The protein VEGF-A, which is involved in the formation of new blood vessels, often predicts poor prognosis when found in primary tumors. But researchers have now revealed that that may not be the case for liver metastasis derived from colorectal cancer.
Their study shows that high levels of VEGF-B, which resembles VEGF-A, in liver metastasis predicts better prognosis in patients who took the anti-VEGF-A therapy Avastin (bevacizumab) before undergoing liver resection.
The findings, published in Molecular Cancer Therapeutics in the study “Expression of Genes Involved in Vascular Morphogenesis and Maturation Predicts Efficacy of Bevacizumab-Based Chemotherapy in Patients Undergoing Liver Resection,” suggest that VEGF-B levels in liver metastasis could be used as biomarker to identify patients who should undergo surgical removal of the metastasis and those who should receive other treatment approaches.
Combining Avastin with chemotherapy prior to surgical resection of the metastasis has been shown to improve the survival of patients with metastatic colorectal cancer. But because most patients have a recurrence, it is critical to identify new biomarkers that can predict which patients are most likely to benefit from resection of colorectal liver metastasis and achieve a durable response, and those who should undergo other treatments.
Researchers at the Norris Comprehensive Cancer Center at the University of Southern California, in collaboration with a team from the Medical University Vienna, sought to find potential biomarkers that could improve tailored treatments for these patients.
The researchers analyzed samples from 125 patients who received three months of neoadjuvant (before surgery to remove the metastasis) and three months of adjuvant Avastin-based chemotherapy and underwent liver resection.
After a median follow-up of 3.8 years, the researchers found that patients with high levels of VEGF-B in the primary tumor before treatment were associated with a poorer prognosis, with patients showing a three-year survival rate of 46% compared to the 85% seen in patients with low levels of VEGF-B.

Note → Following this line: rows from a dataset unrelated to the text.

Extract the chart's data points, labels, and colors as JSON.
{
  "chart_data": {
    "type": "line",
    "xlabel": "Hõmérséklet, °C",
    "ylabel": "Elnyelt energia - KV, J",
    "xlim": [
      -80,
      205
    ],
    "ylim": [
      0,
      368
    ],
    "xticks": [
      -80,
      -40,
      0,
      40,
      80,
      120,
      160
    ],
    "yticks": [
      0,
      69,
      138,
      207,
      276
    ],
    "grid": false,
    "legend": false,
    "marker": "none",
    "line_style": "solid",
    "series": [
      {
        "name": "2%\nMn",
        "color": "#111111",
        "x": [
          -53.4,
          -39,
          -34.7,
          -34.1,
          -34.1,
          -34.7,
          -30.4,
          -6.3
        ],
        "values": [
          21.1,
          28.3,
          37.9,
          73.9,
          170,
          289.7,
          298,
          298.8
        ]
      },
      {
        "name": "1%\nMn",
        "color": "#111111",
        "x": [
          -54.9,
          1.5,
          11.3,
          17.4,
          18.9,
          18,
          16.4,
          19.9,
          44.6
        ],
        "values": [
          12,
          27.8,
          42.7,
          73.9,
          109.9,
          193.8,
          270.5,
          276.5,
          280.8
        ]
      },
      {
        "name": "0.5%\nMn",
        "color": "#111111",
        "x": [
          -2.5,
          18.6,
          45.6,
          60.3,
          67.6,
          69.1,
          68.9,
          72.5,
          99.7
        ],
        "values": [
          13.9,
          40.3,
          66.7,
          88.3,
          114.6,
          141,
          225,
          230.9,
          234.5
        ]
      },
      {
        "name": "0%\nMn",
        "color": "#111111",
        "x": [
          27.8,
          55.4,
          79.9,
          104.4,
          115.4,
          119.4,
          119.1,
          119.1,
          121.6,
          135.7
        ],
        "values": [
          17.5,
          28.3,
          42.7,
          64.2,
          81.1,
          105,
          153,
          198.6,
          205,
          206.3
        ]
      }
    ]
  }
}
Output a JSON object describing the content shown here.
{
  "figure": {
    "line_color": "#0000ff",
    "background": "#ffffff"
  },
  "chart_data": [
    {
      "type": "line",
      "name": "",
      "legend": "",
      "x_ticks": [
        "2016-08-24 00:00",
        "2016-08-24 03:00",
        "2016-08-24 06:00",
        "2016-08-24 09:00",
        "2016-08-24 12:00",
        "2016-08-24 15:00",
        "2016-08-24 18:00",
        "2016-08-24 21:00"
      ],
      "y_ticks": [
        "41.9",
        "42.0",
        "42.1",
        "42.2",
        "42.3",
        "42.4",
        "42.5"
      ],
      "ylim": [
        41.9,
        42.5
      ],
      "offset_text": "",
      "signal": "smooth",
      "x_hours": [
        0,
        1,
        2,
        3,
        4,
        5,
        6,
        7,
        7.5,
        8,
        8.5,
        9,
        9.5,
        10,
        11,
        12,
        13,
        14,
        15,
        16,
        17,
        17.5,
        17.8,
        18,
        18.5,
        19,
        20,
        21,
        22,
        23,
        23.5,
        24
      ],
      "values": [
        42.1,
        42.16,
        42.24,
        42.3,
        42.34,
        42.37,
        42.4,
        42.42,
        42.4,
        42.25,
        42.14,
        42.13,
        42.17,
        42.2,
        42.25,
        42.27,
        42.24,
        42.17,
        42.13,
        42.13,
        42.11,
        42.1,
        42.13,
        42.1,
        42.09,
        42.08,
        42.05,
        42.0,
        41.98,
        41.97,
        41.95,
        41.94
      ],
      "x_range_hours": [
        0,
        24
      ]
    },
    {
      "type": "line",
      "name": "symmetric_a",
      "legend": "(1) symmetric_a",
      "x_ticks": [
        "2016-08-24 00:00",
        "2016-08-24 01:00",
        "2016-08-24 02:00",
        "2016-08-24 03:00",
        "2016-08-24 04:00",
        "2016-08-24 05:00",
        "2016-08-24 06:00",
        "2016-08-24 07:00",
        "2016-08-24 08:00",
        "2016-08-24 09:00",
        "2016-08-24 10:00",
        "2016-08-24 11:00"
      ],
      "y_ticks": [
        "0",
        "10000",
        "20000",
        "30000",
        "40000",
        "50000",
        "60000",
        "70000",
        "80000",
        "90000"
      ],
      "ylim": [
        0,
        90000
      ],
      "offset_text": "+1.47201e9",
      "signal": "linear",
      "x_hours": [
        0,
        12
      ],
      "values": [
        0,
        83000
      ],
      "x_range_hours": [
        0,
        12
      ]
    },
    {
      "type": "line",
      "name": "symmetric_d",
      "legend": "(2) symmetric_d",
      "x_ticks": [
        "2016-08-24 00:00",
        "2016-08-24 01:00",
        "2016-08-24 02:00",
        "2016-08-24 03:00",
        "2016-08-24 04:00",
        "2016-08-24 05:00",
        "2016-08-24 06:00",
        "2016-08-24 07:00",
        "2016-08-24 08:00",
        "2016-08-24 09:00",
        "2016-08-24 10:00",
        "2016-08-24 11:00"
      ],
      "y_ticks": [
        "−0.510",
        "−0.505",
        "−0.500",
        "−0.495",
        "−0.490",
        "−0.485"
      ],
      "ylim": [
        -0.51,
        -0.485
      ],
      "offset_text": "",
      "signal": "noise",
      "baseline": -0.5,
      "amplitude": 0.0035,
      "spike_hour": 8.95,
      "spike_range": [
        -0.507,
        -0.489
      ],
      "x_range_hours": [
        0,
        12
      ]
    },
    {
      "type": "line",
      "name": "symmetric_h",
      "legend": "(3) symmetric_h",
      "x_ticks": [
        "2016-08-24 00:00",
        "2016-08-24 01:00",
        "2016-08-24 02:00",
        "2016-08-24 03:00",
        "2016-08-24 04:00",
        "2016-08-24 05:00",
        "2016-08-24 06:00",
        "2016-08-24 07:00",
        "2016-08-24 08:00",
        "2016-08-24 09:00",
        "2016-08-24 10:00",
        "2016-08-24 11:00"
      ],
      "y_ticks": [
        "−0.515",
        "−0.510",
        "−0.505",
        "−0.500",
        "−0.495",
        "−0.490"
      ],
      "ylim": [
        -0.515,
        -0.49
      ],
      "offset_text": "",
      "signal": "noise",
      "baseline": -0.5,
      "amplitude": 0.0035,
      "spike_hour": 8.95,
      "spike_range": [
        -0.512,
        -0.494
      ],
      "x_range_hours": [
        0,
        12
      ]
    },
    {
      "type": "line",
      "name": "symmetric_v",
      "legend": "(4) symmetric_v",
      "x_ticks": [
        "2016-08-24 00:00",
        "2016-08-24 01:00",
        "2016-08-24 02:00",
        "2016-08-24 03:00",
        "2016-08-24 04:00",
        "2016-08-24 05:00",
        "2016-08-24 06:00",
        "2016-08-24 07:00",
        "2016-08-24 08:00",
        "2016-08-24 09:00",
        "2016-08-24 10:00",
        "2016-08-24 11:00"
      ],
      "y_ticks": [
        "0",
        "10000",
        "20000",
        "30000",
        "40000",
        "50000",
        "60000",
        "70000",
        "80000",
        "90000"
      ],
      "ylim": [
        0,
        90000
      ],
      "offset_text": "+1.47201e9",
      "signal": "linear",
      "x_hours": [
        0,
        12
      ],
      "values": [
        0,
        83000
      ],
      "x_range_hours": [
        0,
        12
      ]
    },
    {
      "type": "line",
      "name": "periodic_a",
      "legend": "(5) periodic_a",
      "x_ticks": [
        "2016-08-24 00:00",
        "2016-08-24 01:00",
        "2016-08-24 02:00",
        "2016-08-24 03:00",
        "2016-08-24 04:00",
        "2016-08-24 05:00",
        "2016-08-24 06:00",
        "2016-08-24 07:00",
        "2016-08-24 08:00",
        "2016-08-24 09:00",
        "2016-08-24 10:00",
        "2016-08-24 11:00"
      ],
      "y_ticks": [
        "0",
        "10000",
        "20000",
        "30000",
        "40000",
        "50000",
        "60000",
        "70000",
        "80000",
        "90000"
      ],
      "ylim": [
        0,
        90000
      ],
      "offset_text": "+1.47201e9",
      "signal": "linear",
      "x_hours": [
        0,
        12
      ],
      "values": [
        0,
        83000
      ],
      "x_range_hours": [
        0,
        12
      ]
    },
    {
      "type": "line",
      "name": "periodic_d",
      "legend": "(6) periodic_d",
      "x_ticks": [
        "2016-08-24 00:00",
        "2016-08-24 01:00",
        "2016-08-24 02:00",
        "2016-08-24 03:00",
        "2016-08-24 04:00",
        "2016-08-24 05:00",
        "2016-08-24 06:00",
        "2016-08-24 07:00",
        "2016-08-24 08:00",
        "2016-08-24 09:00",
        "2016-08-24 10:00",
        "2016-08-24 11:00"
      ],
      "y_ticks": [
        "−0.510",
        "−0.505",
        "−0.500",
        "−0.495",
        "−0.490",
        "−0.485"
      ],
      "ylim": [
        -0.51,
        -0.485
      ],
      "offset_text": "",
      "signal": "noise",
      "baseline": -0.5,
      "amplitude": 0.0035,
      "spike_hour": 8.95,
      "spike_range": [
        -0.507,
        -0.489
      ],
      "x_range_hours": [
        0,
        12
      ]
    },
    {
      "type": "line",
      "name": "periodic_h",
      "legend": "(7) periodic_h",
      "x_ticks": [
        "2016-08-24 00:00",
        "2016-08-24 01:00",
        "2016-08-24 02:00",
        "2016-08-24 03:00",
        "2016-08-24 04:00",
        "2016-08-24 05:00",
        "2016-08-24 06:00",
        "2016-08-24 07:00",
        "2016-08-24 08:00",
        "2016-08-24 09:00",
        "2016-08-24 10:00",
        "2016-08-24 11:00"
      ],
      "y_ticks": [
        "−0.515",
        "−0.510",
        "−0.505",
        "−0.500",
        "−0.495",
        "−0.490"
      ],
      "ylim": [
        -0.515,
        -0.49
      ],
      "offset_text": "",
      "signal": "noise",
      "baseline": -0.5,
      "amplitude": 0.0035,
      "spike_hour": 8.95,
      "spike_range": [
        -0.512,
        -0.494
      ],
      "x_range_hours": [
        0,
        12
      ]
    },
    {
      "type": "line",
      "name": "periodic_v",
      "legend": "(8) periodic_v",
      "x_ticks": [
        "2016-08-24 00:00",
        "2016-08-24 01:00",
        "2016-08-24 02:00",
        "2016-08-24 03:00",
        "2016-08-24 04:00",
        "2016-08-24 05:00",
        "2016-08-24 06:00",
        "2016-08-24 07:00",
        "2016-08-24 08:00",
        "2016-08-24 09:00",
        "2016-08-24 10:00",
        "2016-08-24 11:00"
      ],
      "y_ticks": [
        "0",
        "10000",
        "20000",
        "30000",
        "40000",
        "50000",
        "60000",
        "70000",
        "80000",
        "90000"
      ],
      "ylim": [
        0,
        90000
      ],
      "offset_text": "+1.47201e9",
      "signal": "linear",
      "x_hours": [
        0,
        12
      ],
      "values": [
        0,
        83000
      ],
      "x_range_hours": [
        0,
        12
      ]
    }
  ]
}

But interestingly, the prognostic significance of VEGF-B within the liver metastasis was the opposite of that seen in the primary tumor. In patients exhibiting high levels of VEGF-B in liver metastasis following Avastin-based chemotherapy, the prognosis was better than in those with low levels of VEGF-B (8.3 months vs. not reached).
“For the first time, we were able to demonstrate, in surgically resected metastases, that treatment with bevacizumab in combination with chemotherapy before metastasectomy also changes the clinical significance of the growth factors as potential biomarkers,” Stefan Stremitzer, one of the lead investigators from MedUni Vienna’s Department of Surgery, said in a news release.
Up to 25 percent of patients with liver metastasis from colorectal cancer can be cured with a multimodal approach that includes surgical removal of the liver metastasis. But the researchers believe that with the aid of novel biomarkers, this percentage could be increased.
VEGF-B, in particular, could be used to predict those patients who are likely to benefit from surgery and those who should pursue other lines of therapy. Nonetheless, the team points out that additional clinical studies are required to validate their findings.
“Since VEGF-A and its blockade with bevacizumab also play a major role in other cancers, such as ovarian cancer and breast cancer, VEGF-B could also serve as a new predictive biomarker and a target for new drugs for these cancers as well,” Stremitzer said. “It might be that chemotherapy could also change the clinical significance of other biomarkers.”